Dieser Abstand sollte nicht automatisch übernommen werden. Entscheidend sind die Situation im Bestand, die Anfälligkeit der Sorte, das Wetter und die Wirkung der vorangegangenen Behandlung. Wegen des Resistenzrisikos bei Cercospora sollen die Betriebe zudem die Wirkstoffe entsprechend den Produktvorgaben wechseln.
Auch Anwendungsbedingungen und Liefertermine sind zu berücksichtigen. Fungizide sollten bei niederschlagsfreiem Wetter und Temperaturen eingesetzt werden, bei denen die Mittel zuverlässig wirken. Betriebe mit geplanter Frührodung müssen Wartezeiten und den vorgesehenen Ablieferungstermin an die Zuckerfabrik aufeinander abstimmen.
Gesundes Blattwerk bestimmt den Kampagneverlauf
Trotz lokaler Schäden durch Krankheit, Unkraut und Trockenheit sehen die von Agronews zitierten Fachleute ein gutes Ertragspotenzial. Voraussetzung sind gesundes Blattwerk, wirksame Schädlingskontrolle und günstiges Wetter bis Ende August. Nicht nur der weitere Niederschlag, sondern auch die schnelle Reaktion der Erzeuger auf erste Cercospora-Symptome wird Wurzelmasse und Zuckergehalt bestimmen.

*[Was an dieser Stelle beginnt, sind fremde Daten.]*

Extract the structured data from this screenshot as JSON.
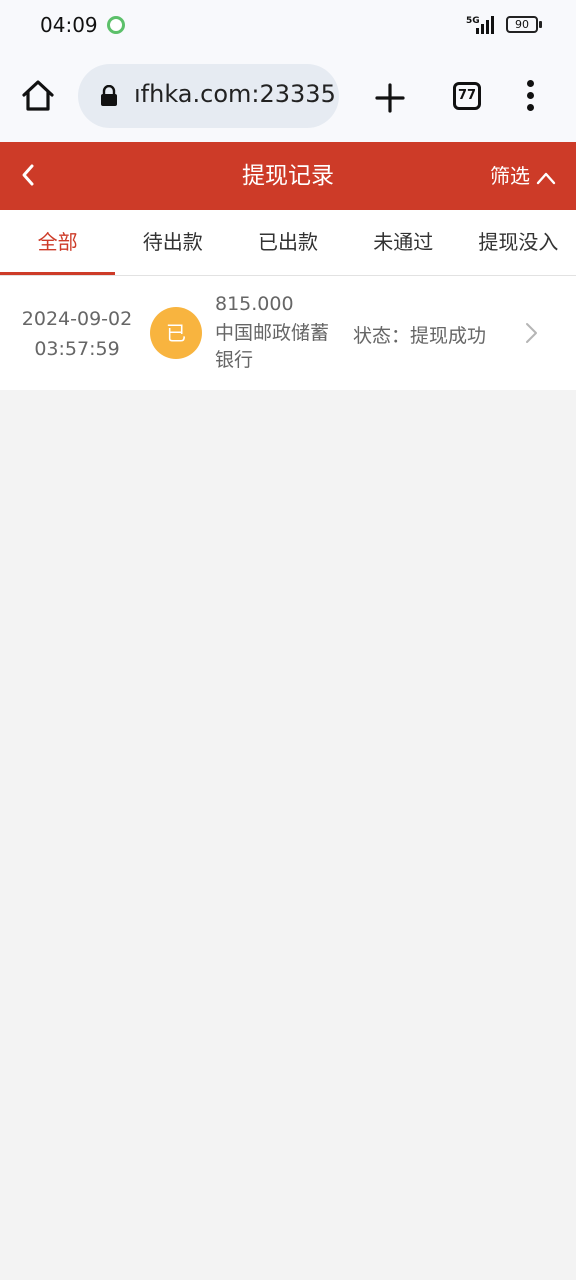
{
  "status_bar": {
    "time": "04:09",
    "network": "5G",
    "battery": "90"
  },
  "browser": {
    "url": "ıfhka.com:23335",
    "tab_count": "77"
  },
  "header": {
    "title": "提现记录",
    "filter_label": "筛选"
  },
  "tabs": [
    {
      "label": "全部",
      "active": true
    },
    {
      "label": "待出款",
      "active": false
    },
    {
      "label": "已出款",
      "active": false
    },
    {
      "label": "未通过",
      "active": false
    },
    {
      "label": "提现没入",
      "active": false
    }
  ],
  "records": [
    {
      "date": "2024-09-02",
      "time": "03:57:59",
      "badge": "已",
      "amount": "815.000",
      "bank": "中国邮政储蓄银行",
      "status": "状态：提现成功"
    }
  ],
  "colors": {
    "accent": "#cd3b28",
    "badge": "#f8b43f",
    "background": "#f3f3f3"
  }
}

Pfeifer & Langen Polska produziert in vier Fabriken in Środa Wielkopolska, Gostyń, Miejska Górka und Glinojeck Zucker. Die Werke beziehen ihre Rüben ausschließlich von polnischen Anbauern und verkaufen unter anderem Produkte der Marke Diamant. Die Entwicklung in diesen Einzugsgebieten wirkt sich damit sowohl auf die Anlieferungsmengen als auch auf die Rohstoffqualität der kommenden Kampagne aus.